Alex Amir Khan is a designer, artist, and researcher working between Switzerland, Mexico, and Brazil. His work brings together art, design, material research, and historical inquiry in a single methodology in which artistic experimentation, fieldwork, and collaborative making develop side by side.

Since 2013, Khan has worked extensively with natural latex, treating it both as an artistic medium and as a biomaterial shaped by ecological, social, and historical conditions. His practice combines hands-on material development with research into craft traditions, industrial histories, and knowledge systems formed outside dominant centers of production.

Across artistic production, material studies, and applied translations, he combines natural rubber with textiles, organic fibers, natural dyes, and other biomaterials through long-term collaborations in Mexico, Brazil, and Switzerland. His work has received multiple grants and awards for contributions to experimental material practice and innovation across art and design.

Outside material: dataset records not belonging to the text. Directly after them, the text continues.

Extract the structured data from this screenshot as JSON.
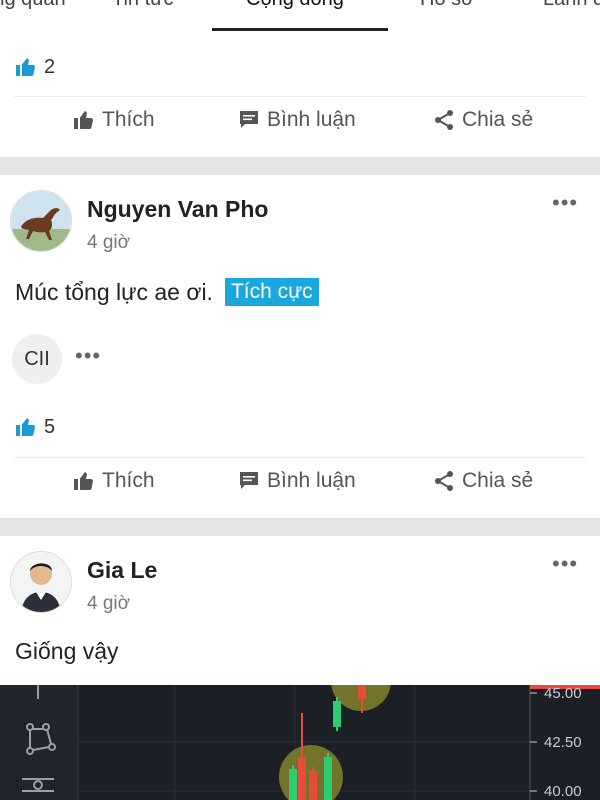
{
  "tabs": [
    {
      "label": "Tổng quan"
    },
    {
      "label": "Tin tức"
    },
    {
      "label": "Cộng đồng",
      "active": true
    },
    {
      "label": "Hồ sơ"
    },
    {
      "label": "Lãnh đạo"
    }
  ],
  "post1": {
    "like_count": "2",
    "actions": {
      "like": "Thích",
      "comment": "Bình luận",
      "share": "Chia sẻ"
    }
  },
  "post2": {
    "author": "Nguyen Van Pho",
    "time": "4 giờ",
    "text": "Múc tổng lực ae ơi.",
    "tag": "Tích cực",
    "ticker": "CII",
    "like_count": "5",
    "actions": {
      "like": "Thích",
      "comment": "Bình luận",
      "share": "Chia sẻ"
    }
  },
  "post3": {
    "author": "Gia Le",
    "time": "4 giờ",
    "text": "Giống vậy",
    "chart_prices": [
      "45.00",
      "42.50",
      "40.00"
    ]
  },
  "colors": {
    "accent": "#19a8de",
    "divider": "#e4e4e4",
    "chart_bg": "#1d1f26",
    "candle_up": "#2ecc71",
    "candle_down": "#e74c3c"
  },
  "icons": {
    "like": "thumbs-up-icon",
    "comment": "comment-icon",
    "share": "share-icon",
    "more": "more-dots-icon"
  }
}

Within LATX Biomaterials, artistic research, material prototyping, and design-oriented development operate in parallel as part of a shared inquiry. LATX Biomaterials functions as a biomaterial label that develops and distributes multiple material systems based on four distinct biomaterials, translating long-term artistic, material, and historical research into applied material propositions while remaining grounded in their original contexts and material conditions.

In Switzerland, Khan collaborates with the IfTF – Institut für Textiles Forschen Basel, where he conducts material research and leads workshops focused on experimental material practice, historical material investigation, and collaborative fabrication methods.

In 2025, he co-founded HeveaHub with Katia Fagundes and co-curated an exhibition at the Museo Textil de Oaxaca, exploring dialogues between traditional rainwear, historical rubber practices, and contemporary latex-based applications. Extending through 2026, HeveaHub operates as a transcontinental platform connecting Switzerland, Mexico, and Brazil through material research, cultural exchange, and collaborative making.